Das Fass zum Überlaufen gebracht
Auf einmal ist "Genug ist genug" keine leere Parole mehr – sondern der buchstäbliche Tropfen, der das Fass zum Überlaufen bringt. Einige Republikaner haben schon erkannt, welche Ansteckungskraft in dem bebenden Mädchen und ihren Mitschülern steckt. Paul Ryan etwa, der Mehrheitsführer der Republikaner im Repräsentantenhaus, der nach Las Vegas noch behauptete, es sei jetzt nicht an der Zeit, über schärfere Waffengesetze zu diskutieren – Paul Ryan sagt plötzlich: Man sollte es vielleicht doch tun. Andere haben es noch immer nicht begriffen: Erziehungsministerin Betsy de Voss etwa forderte im rechten Talk-Radio, man solle alle Lehrer bewaffnen, damit sie zurückschießen könnten. Emma Gonzalez hält Interviews tapfer dagegen: Schärfere Waffenkontrollen seien das mindeste – aber erst der Anfang.
Ist die Botschaft auch beim Präsidenten angekommen?
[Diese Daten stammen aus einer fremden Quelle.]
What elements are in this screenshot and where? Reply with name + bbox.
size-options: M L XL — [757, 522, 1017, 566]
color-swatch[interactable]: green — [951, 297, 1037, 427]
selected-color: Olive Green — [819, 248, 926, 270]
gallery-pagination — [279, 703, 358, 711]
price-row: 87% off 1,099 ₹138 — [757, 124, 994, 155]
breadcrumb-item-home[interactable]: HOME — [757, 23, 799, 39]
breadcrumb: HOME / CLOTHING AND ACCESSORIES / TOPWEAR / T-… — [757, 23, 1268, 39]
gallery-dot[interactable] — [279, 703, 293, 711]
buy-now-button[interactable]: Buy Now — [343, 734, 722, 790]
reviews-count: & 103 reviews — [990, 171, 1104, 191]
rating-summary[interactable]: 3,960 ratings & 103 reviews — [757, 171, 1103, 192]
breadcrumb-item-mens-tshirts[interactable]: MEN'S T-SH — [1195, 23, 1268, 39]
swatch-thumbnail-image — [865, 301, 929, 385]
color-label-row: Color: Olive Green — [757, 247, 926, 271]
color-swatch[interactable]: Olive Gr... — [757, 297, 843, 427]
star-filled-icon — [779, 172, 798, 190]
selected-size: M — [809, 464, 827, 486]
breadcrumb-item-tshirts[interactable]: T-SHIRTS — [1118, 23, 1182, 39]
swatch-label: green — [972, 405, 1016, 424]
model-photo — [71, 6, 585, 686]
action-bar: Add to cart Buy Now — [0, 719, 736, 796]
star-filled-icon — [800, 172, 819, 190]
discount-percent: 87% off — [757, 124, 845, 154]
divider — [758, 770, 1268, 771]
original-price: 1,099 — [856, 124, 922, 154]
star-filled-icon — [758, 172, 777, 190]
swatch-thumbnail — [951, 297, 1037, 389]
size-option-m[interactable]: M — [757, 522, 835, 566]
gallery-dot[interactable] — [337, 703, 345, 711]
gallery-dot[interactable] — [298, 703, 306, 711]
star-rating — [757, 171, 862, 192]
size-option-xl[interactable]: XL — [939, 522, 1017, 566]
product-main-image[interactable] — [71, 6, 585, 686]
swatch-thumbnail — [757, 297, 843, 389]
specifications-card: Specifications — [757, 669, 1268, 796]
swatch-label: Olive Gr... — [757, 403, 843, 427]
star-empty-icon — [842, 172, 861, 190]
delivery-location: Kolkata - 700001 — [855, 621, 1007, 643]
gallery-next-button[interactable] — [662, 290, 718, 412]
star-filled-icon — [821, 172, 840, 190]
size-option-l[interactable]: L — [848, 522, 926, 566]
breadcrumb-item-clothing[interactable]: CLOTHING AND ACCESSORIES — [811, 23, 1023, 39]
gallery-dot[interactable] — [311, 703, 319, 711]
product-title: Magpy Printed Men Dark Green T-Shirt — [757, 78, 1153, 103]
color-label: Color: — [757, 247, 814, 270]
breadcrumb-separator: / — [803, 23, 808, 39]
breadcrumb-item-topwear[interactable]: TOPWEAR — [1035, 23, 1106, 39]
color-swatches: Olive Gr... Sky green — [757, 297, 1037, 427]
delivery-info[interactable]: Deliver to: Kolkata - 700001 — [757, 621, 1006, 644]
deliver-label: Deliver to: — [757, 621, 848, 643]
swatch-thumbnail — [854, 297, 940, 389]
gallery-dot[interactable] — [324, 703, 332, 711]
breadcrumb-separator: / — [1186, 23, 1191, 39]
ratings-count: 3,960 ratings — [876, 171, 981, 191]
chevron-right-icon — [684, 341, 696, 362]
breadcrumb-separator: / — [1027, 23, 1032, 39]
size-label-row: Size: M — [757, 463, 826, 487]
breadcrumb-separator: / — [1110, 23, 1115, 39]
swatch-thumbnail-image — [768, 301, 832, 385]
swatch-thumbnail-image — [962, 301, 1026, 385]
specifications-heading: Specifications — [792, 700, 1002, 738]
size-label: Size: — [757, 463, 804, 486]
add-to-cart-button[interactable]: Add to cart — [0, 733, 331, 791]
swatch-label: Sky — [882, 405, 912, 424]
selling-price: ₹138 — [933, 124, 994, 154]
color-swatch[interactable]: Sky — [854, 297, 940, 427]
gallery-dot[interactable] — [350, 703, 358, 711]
Plötzlich ist auch Donald Trump hellhörig geworden – der Präsident, der seiner Wählerschaft versprochen hatte, niemals an den Waffengesetzen zu rütteln, will jetzt doch über schärfere Kontrollen mit sich reden lassen. Er hat angekündigt, am Mittwoch mit Schülern und Lehrern zu diskutieren. Womöglich möchte er dem "March for our Lives" den Wind aus den Segeln nehmen - dem "Marsch für unser Leben", der von den Überlebenden von Parkland organisiert wird und am 24. März in die Hauptstadt führen soll. Er könnte vielleicht zu einer allzu machtvollen Demonstration werden. Emma und ihre Mitschüler haben nicht nur gute Argumente auf ihrer Seite, sondern auch die Moral. Wir werden den Politikern in Washington sagen, dass sie sich an uns Kindern schuldig machen, wenn sie weiterhin das Blutgeld der NRA annehmen, meint Emma. Wir werden sie vor die Entscheidung stellen: Entweder Ihr unterstützt uns Kinder. Oder die Killer.
Emma und die Schüler der Marjory Stoneman Douglas High School in Parkland, Florida, sind gerade dabei, ihre Wut und Verzweiflung in Hoffnung umzuwandeln: auf einen Rest an Anstand und Moral auf dem Capitol Hill.